Al ritmo cansino en que se desarrolla el relevamiento, que no establece transferencias de dominio ni podría hacerlo, dado que el INAI no posee tierras ni capacidad para transferirlas entre terceros, se suma la aparición de nuevos reclamos por parte de comunidades que no ocupaban territorios tradicionales al momento de la sanción de la ley. Ello debido a la propia desarticulación violenta y dispersión de la sociedad mapuche y a procesos posteriores de despojo ya señalados. Sobre estas situaciones no hay actualmente legislación de carácter reparatorio ni perspectivas de sancionarse.
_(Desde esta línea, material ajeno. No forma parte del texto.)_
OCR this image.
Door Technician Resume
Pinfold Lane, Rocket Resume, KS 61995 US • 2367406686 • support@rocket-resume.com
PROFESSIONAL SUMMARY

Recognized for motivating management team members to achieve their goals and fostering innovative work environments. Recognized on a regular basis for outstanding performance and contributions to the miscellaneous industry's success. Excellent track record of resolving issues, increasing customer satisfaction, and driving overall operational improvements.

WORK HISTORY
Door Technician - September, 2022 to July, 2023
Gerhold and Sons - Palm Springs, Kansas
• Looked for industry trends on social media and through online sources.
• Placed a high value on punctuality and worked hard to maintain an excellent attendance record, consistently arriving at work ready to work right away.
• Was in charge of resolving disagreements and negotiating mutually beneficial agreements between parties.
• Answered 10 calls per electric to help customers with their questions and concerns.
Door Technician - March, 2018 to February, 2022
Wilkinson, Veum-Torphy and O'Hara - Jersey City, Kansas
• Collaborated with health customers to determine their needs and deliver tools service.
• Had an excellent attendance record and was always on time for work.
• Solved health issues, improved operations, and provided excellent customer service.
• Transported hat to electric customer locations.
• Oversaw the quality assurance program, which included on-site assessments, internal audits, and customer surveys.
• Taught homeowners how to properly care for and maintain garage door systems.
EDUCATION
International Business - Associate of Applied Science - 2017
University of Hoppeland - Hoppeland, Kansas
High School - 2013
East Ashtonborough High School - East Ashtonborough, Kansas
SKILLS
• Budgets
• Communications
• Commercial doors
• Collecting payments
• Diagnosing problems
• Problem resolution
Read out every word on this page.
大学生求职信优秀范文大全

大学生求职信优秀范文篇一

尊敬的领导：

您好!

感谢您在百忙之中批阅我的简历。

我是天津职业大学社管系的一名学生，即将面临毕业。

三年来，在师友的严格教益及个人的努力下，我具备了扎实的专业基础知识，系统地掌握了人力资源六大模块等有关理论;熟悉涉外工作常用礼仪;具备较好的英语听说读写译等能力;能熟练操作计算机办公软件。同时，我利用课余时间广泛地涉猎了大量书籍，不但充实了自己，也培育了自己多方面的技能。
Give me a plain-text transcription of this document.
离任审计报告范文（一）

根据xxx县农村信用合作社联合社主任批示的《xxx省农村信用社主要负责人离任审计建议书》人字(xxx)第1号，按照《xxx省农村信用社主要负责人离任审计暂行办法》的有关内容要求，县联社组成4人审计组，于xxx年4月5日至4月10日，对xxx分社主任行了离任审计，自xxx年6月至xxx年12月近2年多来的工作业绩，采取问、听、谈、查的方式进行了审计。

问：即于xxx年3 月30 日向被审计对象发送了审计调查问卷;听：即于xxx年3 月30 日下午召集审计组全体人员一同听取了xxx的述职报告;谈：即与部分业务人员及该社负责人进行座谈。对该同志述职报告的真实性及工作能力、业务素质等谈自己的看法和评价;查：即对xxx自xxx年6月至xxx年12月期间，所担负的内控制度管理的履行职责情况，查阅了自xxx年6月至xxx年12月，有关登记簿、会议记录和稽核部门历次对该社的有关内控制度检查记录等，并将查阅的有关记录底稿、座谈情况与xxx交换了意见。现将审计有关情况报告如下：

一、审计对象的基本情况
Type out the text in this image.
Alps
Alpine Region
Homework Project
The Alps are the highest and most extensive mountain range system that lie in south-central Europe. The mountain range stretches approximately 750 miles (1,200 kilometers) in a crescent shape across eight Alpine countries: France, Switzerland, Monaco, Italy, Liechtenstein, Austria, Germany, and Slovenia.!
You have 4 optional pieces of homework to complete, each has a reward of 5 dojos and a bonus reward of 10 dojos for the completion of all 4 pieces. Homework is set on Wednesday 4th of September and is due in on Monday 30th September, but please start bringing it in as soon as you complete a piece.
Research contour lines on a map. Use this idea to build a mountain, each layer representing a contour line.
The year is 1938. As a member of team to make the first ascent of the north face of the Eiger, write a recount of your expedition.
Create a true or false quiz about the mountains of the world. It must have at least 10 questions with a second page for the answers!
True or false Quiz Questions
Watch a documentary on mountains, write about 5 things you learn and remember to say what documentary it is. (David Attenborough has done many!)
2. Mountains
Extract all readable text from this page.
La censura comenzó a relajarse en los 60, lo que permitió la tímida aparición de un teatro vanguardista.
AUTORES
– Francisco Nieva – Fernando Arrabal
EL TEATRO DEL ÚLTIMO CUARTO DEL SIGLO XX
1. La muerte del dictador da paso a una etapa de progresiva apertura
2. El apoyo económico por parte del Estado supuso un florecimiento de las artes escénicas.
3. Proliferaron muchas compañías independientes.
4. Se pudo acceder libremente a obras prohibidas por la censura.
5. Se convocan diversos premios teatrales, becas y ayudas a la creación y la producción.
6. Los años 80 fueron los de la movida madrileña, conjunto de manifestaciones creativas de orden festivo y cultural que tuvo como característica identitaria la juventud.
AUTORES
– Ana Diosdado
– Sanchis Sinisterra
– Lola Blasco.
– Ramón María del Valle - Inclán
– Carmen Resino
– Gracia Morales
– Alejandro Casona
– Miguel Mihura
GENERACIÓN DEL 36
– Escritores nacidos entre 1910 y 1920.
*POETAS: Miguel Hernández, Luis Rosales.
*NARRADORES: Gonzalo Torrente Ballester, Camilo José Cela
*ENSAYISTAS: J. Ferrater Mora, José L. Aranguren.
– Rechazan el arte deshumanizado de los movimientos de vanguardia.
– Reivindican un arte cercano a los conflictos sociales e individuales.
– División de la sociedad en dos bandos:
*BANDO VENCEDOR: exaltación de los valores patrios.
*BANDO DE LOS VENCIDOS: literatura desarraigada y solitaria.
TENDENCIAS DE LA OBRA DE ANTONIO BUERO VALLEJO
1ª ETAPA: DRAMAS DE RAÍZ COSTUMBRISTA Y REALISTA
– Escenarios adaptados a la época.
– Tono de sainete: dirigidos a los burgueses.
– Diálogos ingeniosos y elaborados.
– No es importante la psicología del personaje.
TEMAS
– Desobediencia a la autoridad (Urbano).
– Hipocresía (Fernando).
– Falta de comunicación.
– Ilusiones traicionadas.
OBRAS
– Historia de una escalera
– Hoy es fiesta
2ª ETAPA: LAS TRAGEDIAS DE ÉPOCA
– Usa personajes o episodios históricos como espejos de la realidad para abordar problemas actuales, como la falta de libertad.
Estos aspectos suelen ser soslayados en función de la exposición de determinadas estrategias de acción directa que, ni agotan las prácticas políticas existentes de las comunidades, ni deben hacer olvidar el hecho sustancial de que emergen en función de la dificultad que el propio Estado muestra en cumplir sus propias normas.
A pesar de esta mora e insuficiencia, el accionar estatal ha encontrado en los últimos años resistencias públicas que hasta cierto punto resultan sorprendentes, en tanto las normas y leyes que las enmarcan han contado para su aprobación con amplios consensos y, sin embargo, parecen ser puestos en duda aún desde los espacios políticos que las legislaron, ya no en fallas en su aplicación si no en su propia naturaleza, desde la construcción de narrativas que reivindican aquellos procesos cuyas heridas la legislación democrática buscaba precisamente reparar. Con ello, algunos espacios políticos parecieran incorporarse a un movimiento global en ascenso que, en las más diversas geografías, procura construir enemigos poderosos a partir de los sectores más vulnerables de cada sociedad, proceso que cuenta con reconocibles precedentes históricos.
Su éxito relativo es inescindible de la vigencia en los imaginarios de nociones construidas durante la conquista, de amenaza y miedo, que son reactualizados y articulados con preocupaciones contemporáneas. Adicionalmente, aún desde posicionamientos que muestran simpatía por los reclamos indígenas, estos suelen ser subsumidos en las luchas populares en general, soslayando la especificidad de la naturaleza colonial de la expansión del Estado, y reservando esa calificación para los vínculos de nuestro país con grandes potencias del presente y el pasado. El capítulo colonial de la historia argentina constituye un elemento estructural en la conformación de nuestra identidad nacional. Reconocerlo y revisarlo es una agenda pendiente para los movimientos políticos de tradición popular, quizás por su potencialidad desestabilizante para sus propias identidades. Para el propio Estado, revisar pública y explícitamente este elemento de su origen podría ser la vía para construir un lugar diferente desde el que procesar los conflictos existentes en un marco democrático, superando las intervenciones puntuales y muchas veces contradictorias, y contribuyendo a limitar el daño que la reacción antimapuche que vemos en estos días -y que no demorará en expandirse sobre otros colectivos- podría depararnos como país.